Icentia Records the Largest Public Single-lead ECG Dataset of 11,000 Patients and 2 Billion Annotated Beats Using CardioSTAT

The company aims to help improve arrhythmia detection through donation of tremendous dataset gifted to the general public through PhysioNet.

Icentia released its largest public dataset to date - a record-breaking 11,000 patients’ ECG records and 2 billion beats recorded over one week . The CardioSTAT recorder was developed by Icentia, a company dedicated to improving arrhythmia detection using ECG data.

Their new dataset includes annotations of each beat type by certified technologists, such as normal beats, premature atrial contraction, and premature ventricular contraction, and rhythms such as normal sinus rhythm, atrial fibrillation, and atrial flutter.

The prevalence of arrhythmia are becoming alarmingly common, with 2.7 to 6.1 million patients in the U.S having Afib alone, with estimates of this number rising to a staggering  12.1 million by 2030.   Despite new automated methods of detecting arrhythmia using machine learning, ECG technologists and cardiologists still encounter ECG anomalies that do not fit the known arrhythmia morphology, hence the need for human expertise and intervention to compliment computer-based learning. 

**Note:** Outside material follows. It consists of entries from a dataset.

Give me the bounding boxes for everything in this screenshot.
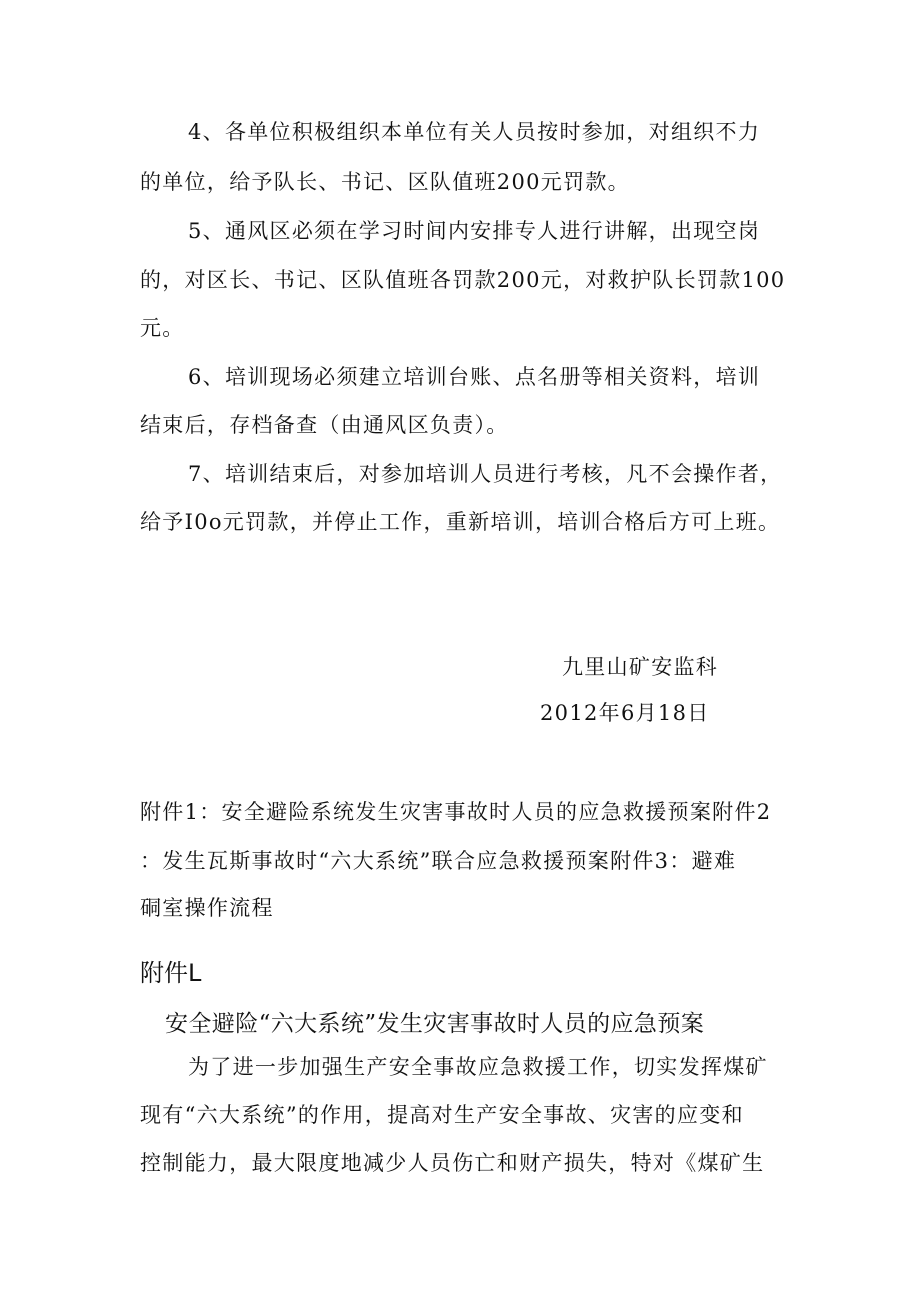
item-6-line-2: 结束后，存档备查（由通风区负责）。 (140, 413, 509, 437)
appendix-paragraph-line-3: 控制能力，最大限度地减少人员伤亡和财产损失，特对《煤矿生 (140, 1151, 765, 1175)
item-4-line-1: 4、各单位积极组织本单位有关人员按时参加，对组织不力 (188, 120, 761, 144)
appendix-label: 附件L (140, 959, 202, 987)
attachments-line-2: ：发生瓦斯事故时“六大系统”联合应急救援预案附件3：避难 (140, 849, 737, 873)
attachments-line-1: 附件1：安全避险系统发生灾害事故时人员的应急救援预案附件2 (140, 800, 772, 824)
appendix-title: 安全避险“六大系统”发生灾害事故时人员的应急预案 (165, 1011, 705, 1037)
item-5-line-3: 元。 (140, 316, 185, 340)
appendix-paragraph-line-2: 现有“六大系统”的作用，提高对生产安全事故、灾害的应变和 (140, 1103, 744, 1127)
signature-date: 2012年6月18日 (540, 701, 710, 725)
item-7-line-1: 7、培训结束后，对参加培训人员进行考核，凡不会操作者， (188, 462, 783, 486)
appendix-paragraph-line-1: 为了进一步加强生产安全事故应急救援工作，切实发挥煤矿 (188, 1055, 768, 1079)
item-5-line-1: 5、通风区必须在学习时间内安排专人进行讲解，出现空岗 (188, 219, 761, 243)
attachments-line-3: 硐室操作流程 (140, 896, 274, 920)
signature-org: 九里山矿安监科 (562, 655, 719, 679)
item-5-line-2: 的，对区长、书记、区队值班各罚款200元，对救护队长罚款100 (140, 268, 786, 292)
item-7-line-2: 给予I0o元罚款，并停止工作，重新培训，培训合格后方可上班。 (140, 510, 781, 534)
item-6-line-1: 6、培训现场必须建立培训台账、点名册等相关资料，培训 (188, 365, 761, 389)
item-4-line-2: 的单位，给予队长、书记、区队值班200元罚款。 (140, 170, 630, 194)
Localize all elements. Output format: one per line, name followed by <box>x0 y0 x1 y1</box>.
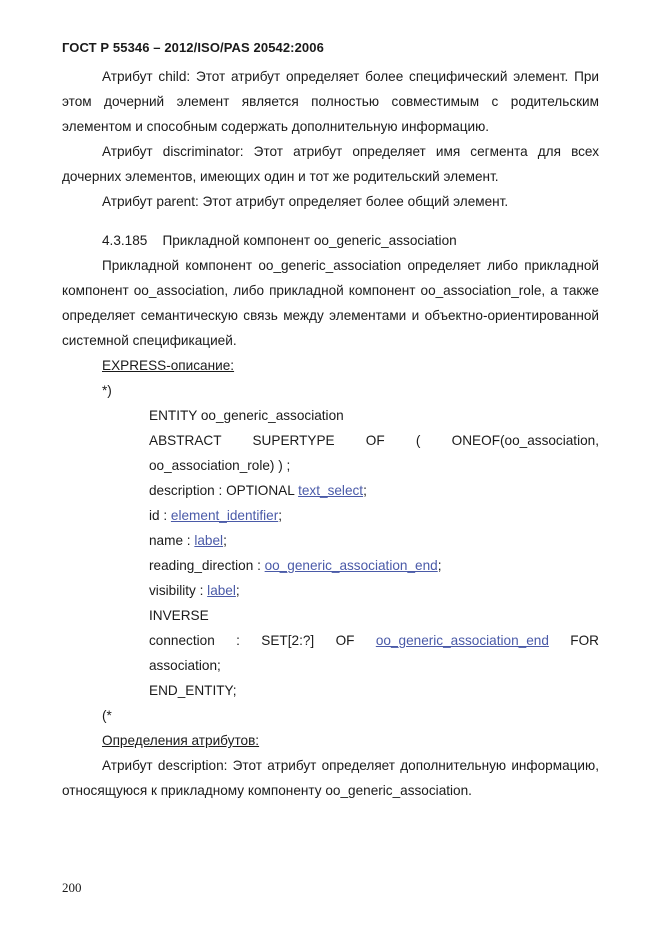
paragraph-definition: Прикладной компонент oo_generic_association определяет либо прикладной компонент oo_association, либо прикладной компонент oo_association_role, а также определяет семантическую связь между элементами и объектно-ориентированной системной спецификацией. <box>62 258 599 348</box>
link-label[interactable]: label <box>194 533 224 548</box>
code-reading-direction: reading_direction : oo_generic_association_end; <box>149 558 442 573</box>
paragraph-description-attribute: Атрибут description: Этот атрибут определяет дополнительную информацию, относящуюся к прикладному компоненту oo_generic_association. <box>62 758 599 798</box>
definitions-label: Определения атрибутов: <box>102 733 260 748</box>
express-code-block <box>62 403 599 703</box>
section-heading: 4.3.185 Прикладной компонент oo_generic_association <box>102 233 457 248</box>
code-abstract: ABSTRACT SUPERTYPE OF ( ONEOF(oo_association, <box>149 433 599 448</box>
page-number: 200 <box>62 880 82 895</box>
code-inverse: INVERSE <box>149 608 209 623</box>
link-text-select[interactable]: text_select <box>298 483 364 498</box>
paragraph-discriminator-attribute: Атрибут discriminator: Этот атрибут определяет имя сегмента для всех дочерних элементов, имеющих один и тот же родительский элемент. <box>62 144 599 184</box>
paragraph-parent-attribute: Атрибут parent: Этот атрибут определяет более общий элемент. <box>102 194 509 209</box>
code-abstract-cont: oo_association_role) ) ; <box>149 458 291 473</box>
comment-open: *) <box>102 383 112 398</box>
page-header: ГОСТ Р 55346 – 2012/ISO/PAS 20542:2006 <box>62 40 324 55</box>
document-body <box>62 64 599 803</box>
link-label-visibility[interactable]: label <box>207 583 236 598</box>
code-entity: ENTITY oo_generic_association <box>149 408 344 423</box>
code-connection-cont: association; <box>149 658 221 673</box>
code-end-entity: END_ENTITY; <box>149 683 237 698</box>
code-id: id : element_identifier; <box>149 508 283 523</box>
code-visibility: visibility : label; <box>149 583 240 598</box>
code-name: name : label; <box>149 533 227 548</box>
comment-close: (* <box>102 708 112 723</box>
code-description: description : OPTIONAL text_select; <box>149 483 367 498</box>
paragraph-child-attribute: Атрибут child: Этот атрибут определяет более специфический элемент. При этом дочерний элемент является полностью совместимым с родительским элементом и способным содержать дополнительную информацию. <box>62 69 599 134</box>
code-connection: connection : SET[2:?] OF oo_generic_association_end FOR <box>62 628 599 653</box>
express-label: EXPRESS-описание: <box>102 358 235 373</box>
link-element-identifier[interactable]: element_identifier <box>170 508 279 523</box>
link-oo-generic-association-end-inverse[interactable]: oo_generic_association_end <box>375 633 549 648</box>
link-oo-generic-association-end[interactable]: oo_generic_association_end <box>264 558 438 573</box>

 To assist medical professionals, continue to investigate these rhythm anomalies and have a dataset of raw ECG signals to compare and match them to, Icentia recorded 2 billion labeled beats from 11k patients. The data is completely anonymized, extracted from patients who wore a CardioSTAT recorder for one week on average, ensuring each patient recorded a significant and statistically sizeable number of beats and rhythms for maximum data authenticity and trustworthiness.

 To perform this ground-breaking data gathering project, Icentia utilized its’ CardioSTAT recorder, a compact, single-use and portable ECG recorder engineered to continuously monitor long term electrocardiograms.

 Once the raw data was extracted from the patients CardioSTAT recorder, Icentia's certified technologists performed annotation using their proprietary analysis tools. They thoroughly analyzed the complete record and labeled the beat and rhythm types. This final data was then reviewed and approved by a senior technologist before becoming a publicly available dataset on PhysioNet.

 Through the public availability of this data, Icentia hopes to help cardiologists and ECG specialists fight this public health challenge of arrhythmia, through early diagnosis and treatments.